Kunsthistorisches Institut

Dr. Sylvia Stephan

Das körperwiderständige Schmuckobjekt: Autorenschmuck in Europa seit den 1960er Jahren

Mit "Autorenschmuck" wird eine bestimmte Sparte von Goldschmiedeschmuck untersucht, die sich in der zweiten Hälfte des 20. Jahrhunderts ausbildet. Dieser unterscheidet sich von der übrigen Schmuckgestaltung in der Betonung auktorialer Individualität. In Auseinandersetzung mit bildkünstlerischen Verfahren entwickeln die Goldschmiede individuelle gestalterische Ansätze, die den konventionellen Form-, Material- und Bearbeitungskanon des Goldschmiedehandwerks infrage stellen und entgrenzen.
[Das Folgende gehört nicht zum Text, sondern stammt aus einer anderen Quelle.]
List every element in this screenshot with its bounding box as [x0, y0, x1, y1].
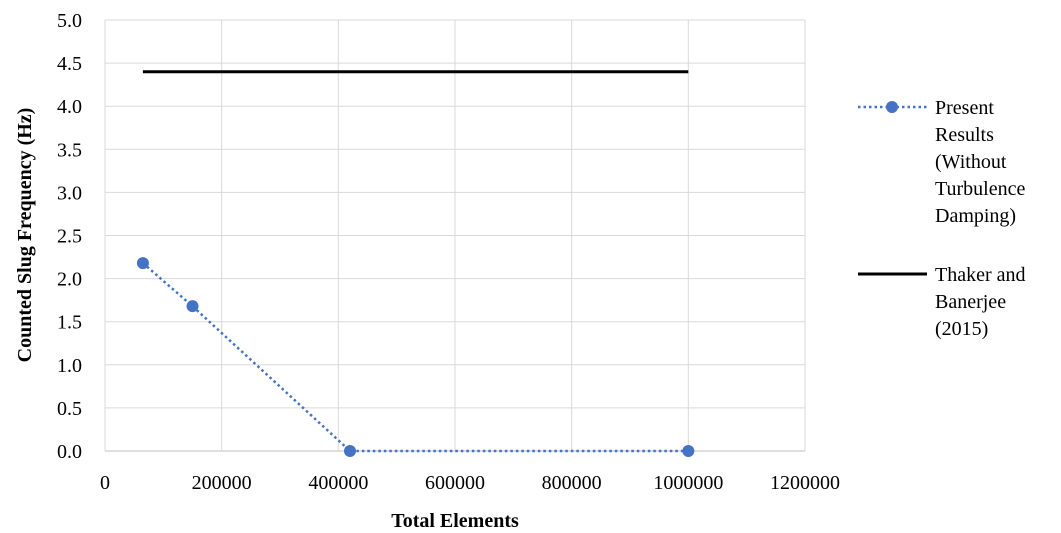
y-axis-title: Counted Slug Frequency (Hz) — [14, 108, 36, 363]
x-tick-labels: 0 200000 400000 600000 800000 1000000 1200000 — [100, 472, 840, 494]
legend-label-line: Results — [935, 124, 994, 146]
x-tick-label: 400000 — [308, 472, 368, 494]
y-tick-label: 2.0 — [57, 269, 82, 291]
series-layer — [136, 70, 695, 457]
y-tick-label: 4.0 — [57, 96, 82, 118]
x-tick-label: 800000 — [542, 472, 602, 494]
data-point — [682, 445, 695, 457]
data-point — [344, 445, 356, 457]
x-tick-label: 1200000 — [770, 472, 840, 494]
legend-label-line: Thaker and — [935, 264, 1026, 286]
legend-label-line: (2015) — [935, 318, 988, 340]
legend-label-line: Present — [935, 97, 994, 119]
legend-label-line: (Without — [935, 151, 1007, 173]
data-point — [186, 300, 199, 313]
legend-item-2: Thaker and Banerjee (2015) — [858, 264, 1026, 340]
x-tick-label: 1000000 — [653, 472, 723, 494]
legend: Present Results (Without Turbulence Damping)… — [858, 97, 1026, 340]
series-line — [142, 262, 689, 453]
x-tick-label: 600000 — [425, 472, 485, 494]
legend-marker-symbol — [886, 101, 898, 113]
grid-lines — [104, 19, 806, 452]
series-1 — [136, 257, 695, 457]
x-tick-label: 200000 — [192, 472, 252, 494]
y-tick-label: 4.5 — [57, 53, 82, 75]
y-tick-label: 3.5 — [57, 139, 82, 161]
data-point — [136, 257, 149, 270]
y-tick-label: 5.0 — [57, 10, 82, 32]
legend-label-line: Banerjee — [935, 291, 1006, 313]
x-axis-title: Total Elements — [391, 510, 519, 532]
x-tick-label: 0 — [100, 472, 110, 494]
y-tick-label: 2.5 — [57, 226, 82, 248]
y-tick-label: 0.0 — [57, 441, 82, 463]
y-tick-label: 0.5 — [57, 398, 82, 420]
legend-item-1: Present Results (Without Turbulence Damping) — [858, 97, 1025, 227]
legend-label-line: Turbulence — [935, 178, 1025, 200]
y-tick-labels: 0.0 0.5 1.0 1.5 2.0 2.5 3.0 3.5 4.0 4.5 5.0 — [57, 10, 82, 463]
y-tick-label: 1.5 — [57, 312, 82, 334]
legend-label-line: Damping) — [935, 205, 1016, 227]
y-tick-label: 1.0 — [57, 355, 82, 377]
y-tick-label: 3.0 — [57, 182, 82, 204]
Das Schmuckstück wird dadurch nicht nur zu einer Signatur des Goldschmieds, sondern auch körperwiderständig. Das bedeutet, dass es nur noch sehr eingeschränkt der Urfunktion von Schmuck als Mittel sozialer Selbstauszeichnung gerecht wird.
Ausgehend von diesen Beobachtungen, wird in der Untersuchung die These der performativen Körperwiderständigkeit als eines spezifischen ästhetischen Erfahrungsmodus entwickelt. Er kann sich im Umgang mit den Schmuckarbeiten über die Rezeption resp. Applikation am Körper einstellen. Um Aussagen über die Wirkung des Autorenschmucks im Moment seiner Aneignung zu gewinnen, wird zunächst die Körperwiderständigkeit als sein strukturelles Grundmerkmal auf formaler, inhaltlich-symbolischer und funktionaler Ebene untersucht. Sie verortet ihn an der Schnittstelle von angewandter und bildender Kunst und lässt ihn zwischen Schmuckstück und Kunstobjekt changieren.